Caddy in a distributed setup (i.e. running on more than one machine) is a nightmare together with Let’s Encrypt ACME challenges… What happens is that Caddy A starts a challenge, which ends up at Caddy B and this can ping-pong for days before any certificates are given - and then only to a single instance, so the other instance will try for even longer. Of course the more of these you have the worse the problem gets.

See the discussions in https://github.com/psviderski/uncloud/issues/371 and https://github.com/psviderski/uncloud/issues/31#issuecomment-4484915485b.

This can be fixed inside of Uncloud, but it may be more elegant to not change any code (directly) and use Caddy extensibility and launch some kind of (distributed) storage inside the cluster that caddy then uses to store ACME challenges and certificates.
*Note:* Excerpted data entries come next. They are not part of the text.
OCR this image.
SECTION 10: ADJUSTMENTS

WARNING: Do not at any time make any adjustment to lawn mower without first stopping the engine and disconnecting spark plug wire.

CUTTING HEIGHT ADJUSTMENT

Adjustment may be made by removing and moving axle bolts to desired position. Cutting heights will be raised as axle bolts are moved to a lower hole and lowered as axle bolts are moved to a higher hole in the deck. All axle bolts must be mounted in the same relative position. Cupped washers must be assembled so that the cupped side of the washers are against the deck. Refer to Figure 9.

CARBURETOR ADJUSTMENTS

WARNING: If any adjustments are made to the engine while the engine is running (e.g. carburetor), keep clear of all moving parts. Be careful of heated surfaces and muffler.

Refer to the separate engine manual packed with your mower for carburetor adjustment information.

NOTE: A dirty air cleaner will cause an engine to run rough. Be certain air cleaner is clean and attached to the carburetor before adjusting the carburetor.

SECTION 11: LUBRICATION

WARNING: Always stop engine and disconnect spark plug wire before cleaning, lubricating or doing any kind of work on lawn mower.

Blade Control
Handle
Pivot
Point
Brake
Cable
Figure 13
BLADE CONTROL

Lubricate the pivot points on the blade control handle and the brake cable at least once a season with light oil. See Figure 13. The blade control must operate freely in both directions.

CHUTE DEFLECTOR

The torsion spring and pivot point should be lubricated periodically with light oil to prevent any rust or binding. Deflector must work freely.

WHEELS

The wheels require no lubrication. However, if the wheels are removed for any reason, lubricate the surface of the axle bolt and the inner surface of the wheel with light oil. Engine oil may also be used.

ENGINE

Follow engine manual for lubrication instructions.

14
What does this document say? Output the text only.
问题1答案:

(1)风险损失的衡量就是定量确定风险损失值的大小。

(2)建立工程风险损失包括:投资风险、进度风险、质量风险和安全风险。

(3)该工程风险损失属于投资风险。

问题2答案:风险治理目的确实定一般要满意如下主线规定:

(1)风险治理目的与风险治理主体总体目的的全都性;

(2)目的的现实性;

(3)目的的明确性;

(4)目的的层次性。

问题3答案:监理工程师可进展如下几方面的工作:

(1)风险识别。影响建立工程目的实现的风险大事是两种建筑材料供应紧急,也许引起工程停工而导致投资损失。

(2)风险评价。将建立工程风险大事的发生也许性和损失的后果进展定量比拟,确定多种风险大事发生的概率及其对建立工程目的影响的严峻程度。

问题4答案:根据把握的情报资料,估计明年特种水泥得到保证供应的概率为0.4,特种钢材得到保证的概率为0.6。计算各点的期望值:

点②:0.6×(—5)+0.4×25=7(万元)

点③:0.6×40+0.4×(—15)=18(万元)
… Hence, caddy + a Redis storage backend (not particularly enamoured with Redis, but if it works, it works). This means deploying caddy and pointing it to Redis, in Uncloud’s case:

{
    storage redis {
        host unredis.internal
    }
}

In the global section of caddy, where unredis is the name of our deployment. That service definition is almost trivial.

services:
  unredis:
    image: redis:8.4-alpine
    command: redis-server --save 20 1 --loglevel warning
    volumes:
      - redis_data:/data

volumes:
  redis_data:

And the caddy image needs to build with that storage module enabled:

FROM caddy:2.11.3-builder AS builder
RUN xcaddy build \
    --with github.com/mholt/caddy-l4 \
    --with github.com/pberkel/caddy-storage-redis

FROM caddy:2.11.3
COPY --from=builder /usr/bin/caddy /usr/bin/caddy

Together this delivers almost instant issuing of TLS certificates, which is faster than waiting for days.